See them folded across each other, roaming in Casas Viejas, 
deacon and songstress, shuffling past the apothecary 
and cafes, on the cold, knowing stones that 
survived massacres, 
and could bear one feelingly, the eyewitnesses to time.  
Her heels: staccato echoes in the short streets 
between the stuccoed buildings, and there were 
gardens on the balconies from where the good boys 
cast their sad gazes on the unreachable beauties 
passing by.

See gold bands purchased to adorn this royalty.
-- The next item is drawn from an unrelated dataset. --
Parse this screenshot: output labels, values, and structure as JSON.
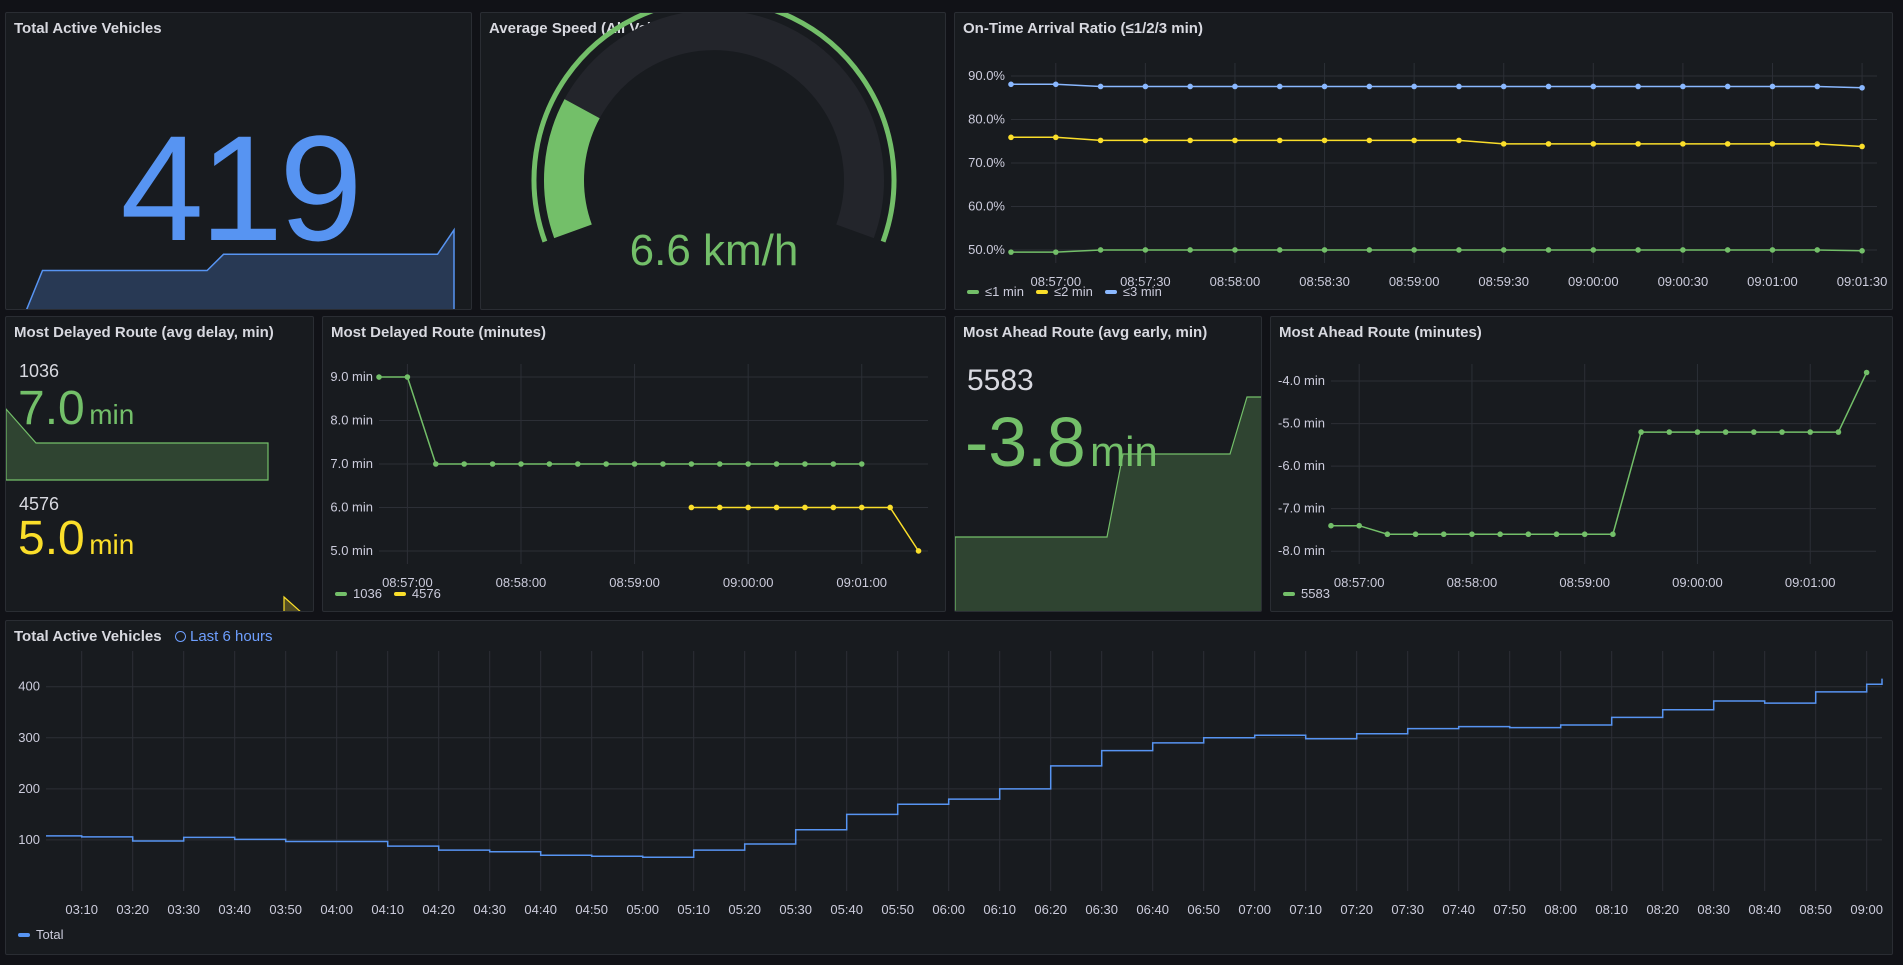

Hear a song at Mass shared as one would pen 
a tanka or a letter.
It is dancing, a swell and rise atop the pews felicitous,
talking of sons and daughters to come, better days, and
gypsy nights.

1944, this sleeping town of little old houses, 
the world at war, a limping peace at the door, 
in Nuestra Señora del Socorro 
caring not a whit for what was lost, 
or what could be, 
this couple they married—
and 29 years later, dear Papí, I was born—you see?